If you know you want a midwife, there often isn't much interviewing to do.  There are only a handful in our area...and so far I've only had good experiences with them.  However, I do know that there needs to be a mutual respect and understanding.  Your midwife should have some proof of her skills and should be able to guide you well in your birth choices.  She will send you to another professional if your medical needs are greater than her qualifications.  It is always good to meet her assistants or trainees too.  And please make sure you really feel safe and secure in her care.  There is a list of local midwives on my links page.

In the labor room at a hospital you may just get assigned a random nurse on duty.  She may or may not be ideal for your needs.  I've had some amazing nurses that I would be proud to work with any day!  And there is a small percentage that may be technically good, but who have no trust in the birthing process.  If you get the feeling your nurse is cold or doesn't like your birth plan, doula, natural birth ideals - it may be appropriate to ask for another nurse.  People do it all the time.  A nurse is an employee too and her primary goal is to be sure you and your baby are safe.  If she views the whole of labor as a disaster waiting to happen you may have some struggle getting the mobility or options that you would like to have.  NEVER fire a nurse without good cause.  One of the best ways to change nurses is to simply ask to talk to the charge nurse and request that you be assigned a new nurse.  If the shift change is coming you can always ask your nurse or the charge nurse to be sure you're assigned one that likes the extra work of having a natural birth.  Most hospitals work on a 7am to 7pm schedule.  You can also ask that your doctor put in his/her notes that you are planning a natural birth and would like a nurse that is eager to support that.

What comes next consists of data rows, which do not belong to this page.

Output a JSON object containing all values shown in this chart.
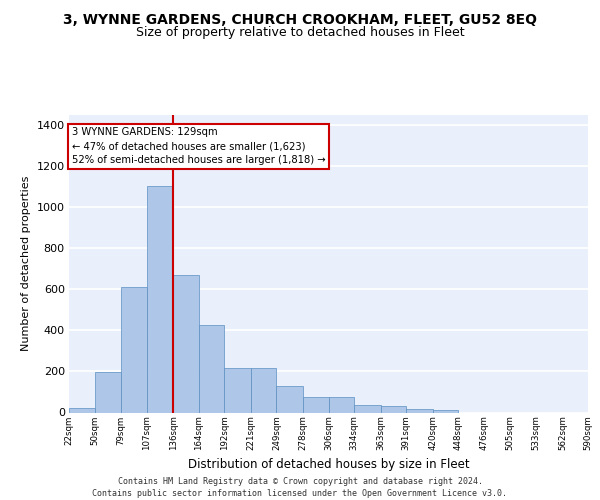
{
  "title": "3, WYNNE GARDENS, CHURCH CROOKHAM, FLEET, GU52 8EQ",
  "subtitle": "Size of property relative to detached houses in Fleet",
  "xlabel": "Distribution of detached houses by size in Fleet",
  "ylabel": "Number of detached properties",
  "bar_values": [
    20,
    195,
    610,
    1105,
    670,
    425,
    215,
    215,
    130,
    75,
    75,
    35,
    30,
    15,
    10,
    0,
    0,
    0,
    0,
    0
  ],
  "bin_edges": [
    22,
    50,
    79,
    107,
    136,
    164,
    192,
    221,
    249,
    278,
    306,
    334,
    363,
    391,
    420,
    448,
    476,
    505,
    533,
    562,
    590
  ],
  "tick_labels": [
    "22sqm",
    "50sqm",
    "79sqm",
    "107sqm",
    "136sqm",
    "164sqm",
    "192sqm",
    "221sqm",
    "249sqm",
    "278sqm",
    "306sqm",
    "334sqm",
    "363sqm",
    "391sqm",
    "420sqm",
    "448sqm",
    "476sqm",
    "505sqm",
    "533sqm",
    "562sqm",
    "590sqm"
  ],
  "bar_color": "#aec6e8",
  "bar_edge_color": "#5a8fc2",
  "vline_x": 136,
  "vline_color": "#cc0000",
  "annotation_text": "3 WYNNE GARDENS: 129sqm\n← 47% of detached houses are smaller (1,623)\n52% of semi-detached houses are larger (1,818) →",
  "annotation_box_color": "#cc0000",
  "ylim": [
    0,
    1450
  ],
  "yticks": [
    0,
    200,
    400,
    600,
    800,
    1000,
    1200,
    1400
  ],
  "bg_color": "#eaf0fb",
  "grid_color": "#ffffff",
  "footer_text": "Contains HM Land Registry data © Crown copyright and database right 2024.\nContains public sector information licensed under the Open Government Licence v3.0.",
  "title_fontsize": 10,
  "subtitle_fontsize": 9
}
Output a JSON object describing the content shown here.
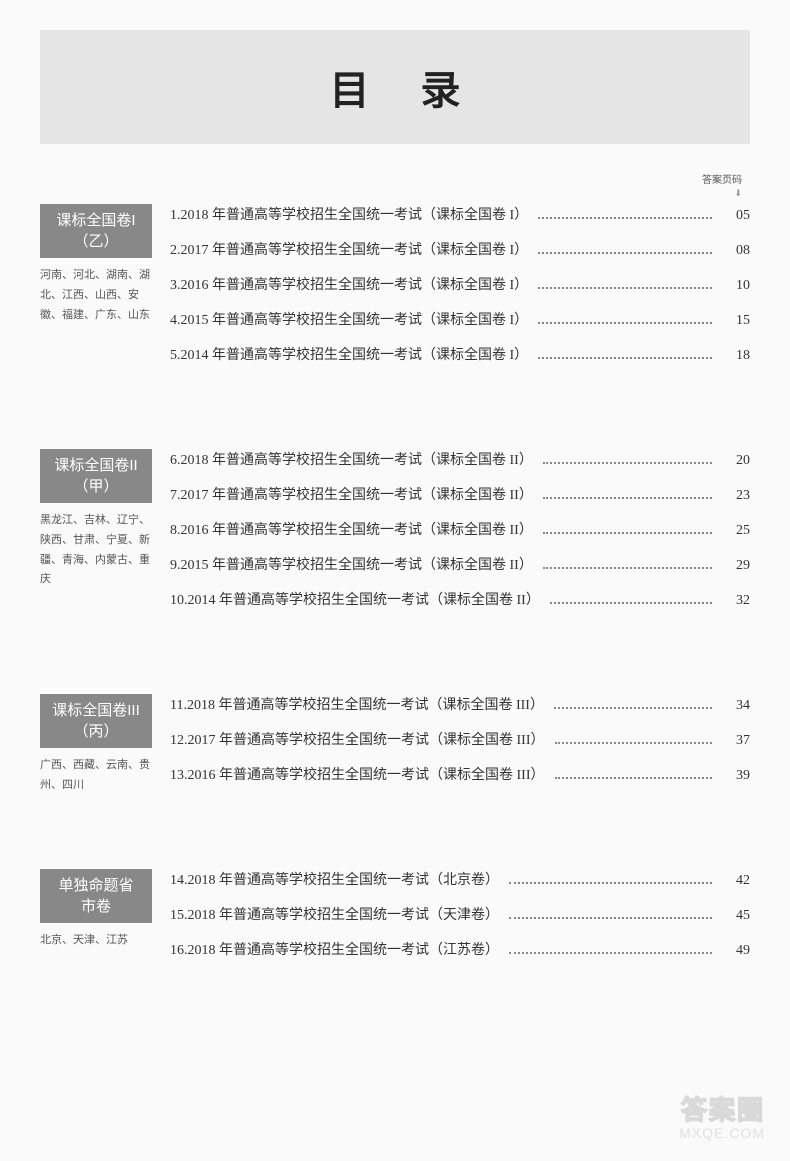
{
  "title": "目 录",
  "page_column_header": "答案页码",
  "sections": [
    {
      "badge_line1": "课标全国卷I",
      "badge_line2": "（乙）",
      "regions": "河南、河北、湖南、湖北、江西、山西、安徽、福建、广东、山东",
      "entries": [
        {
          "title": "1.2018 年普通高等学校招生全国统一考试（课标全国卷 I）",
          "page": "05"
        },
        {
          "title": "2.2017 年普通高等学校招生全国统一考试（课标全国卷 I）",
          "page": "08"
        },
        {
          "title": "3.2016 年普通高等学校招生全国统一考试（课标全国卷 I）",
          "page": "10"
        },
        {
          "title": "4.2015 年普通高等学校招生全国统一考试（课标全国卷 I）",
          "page": "15"
        },
        {
          "title": "5.2014 年普通高等学校招生全国统一考试（课标全国卷 I）",
          "page": "18"
        }
      ]
    },
    {
      "badge_line1": "课标全国卷II",
      "badge_line2": "（甲）",
      "regions": "黑龙江、吉林、辽宁、陕西、甘肃、宁夏、新疆、青海、内蒙古、重庆",
      "entries": [
        {
          "title": "6.2018 年普通高等学校招生全国统一考试（课标全国卷 II）",
          "page": "20"
        },
        {
          "title": "7.2017 年普通高等学校招生全国统一考试（课标全国卷 II）",
          "page": "23"
        },
        {
          "title": "8.2016 年普通高等学校招生全国统一考试（课标全国卷 II）",
          "page": "25"
        },
        {
          "title": "9.2015 年普通高等学校招生全国统一考试（课标全国卷 II）",
          "page": "29"
        },
        {
          "title": "10.2014 年普通高等学校招生全国统一考试（课标全国卷 II）",
          "page": "32"
        }
      ]
    },
    {
      "badge_line1": "课标全国卷III",
      "badge_line2": "（丙）",
      "regions": "广西、西藏、云南、贵州、四川",
      "entries": [
        {
          "title": "11.2018 年普通高等学校招生全国统一考试（课标全国卷 III）",
          "page": "34"
        },
        {
          "title": "12.2017 年普通高等学校招生全国统一考试（课标全国卷 III）",
          "page": "37"
        },
        {
          "title": "13.2016 年普通高等学校招生全国统一考试（课标全国卷 III）",
          "page": "39"
        }
      ]
    },
    {
      "badge_line1": "单独命题省",
      "badge_line2": "市卷",
      "regions": "北京、天津、江苏",
      "entries": [
        {
          "title": "14.2018 年普通高等学校招生全国统一考试（北京卷）",
          "page": "42"
        },
        {
          "title": "15.2018 年普通高等学校招生全国统一考试（天津卷）",
          "page": "45"
        },
        {
          "title": "16.2018 年普通高等学校招生全国统一考试（江苏卷）",
          "page": "49"
        }
      ]
    }
  ],
  "watermark_top": "答案圈",
  "watermark_bottom": "MXQE.COM"
}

Choosing your doula is very important as well.  Your doula needs to be a person you feel a good vibe from and a healthy connection.  Please do not hire a doula that you feel will push you harder than you want to be pushed or who is unwilling to support your plans.  You doula should be well informed about birth options and normal birth variations.  She should make you feel safe above all - a mothering nature without the smothering!  A good doula should help you to think through your plans and prepare in realistic and meaningful ways.  She should come to you with open arms, ready to serve your needs and not pressuring you with hers. 

Remember that all your birth team will be seeing you naked, possibly sick, irritable and working at your very hardest....choose people you will not feel a need to perform for in any way.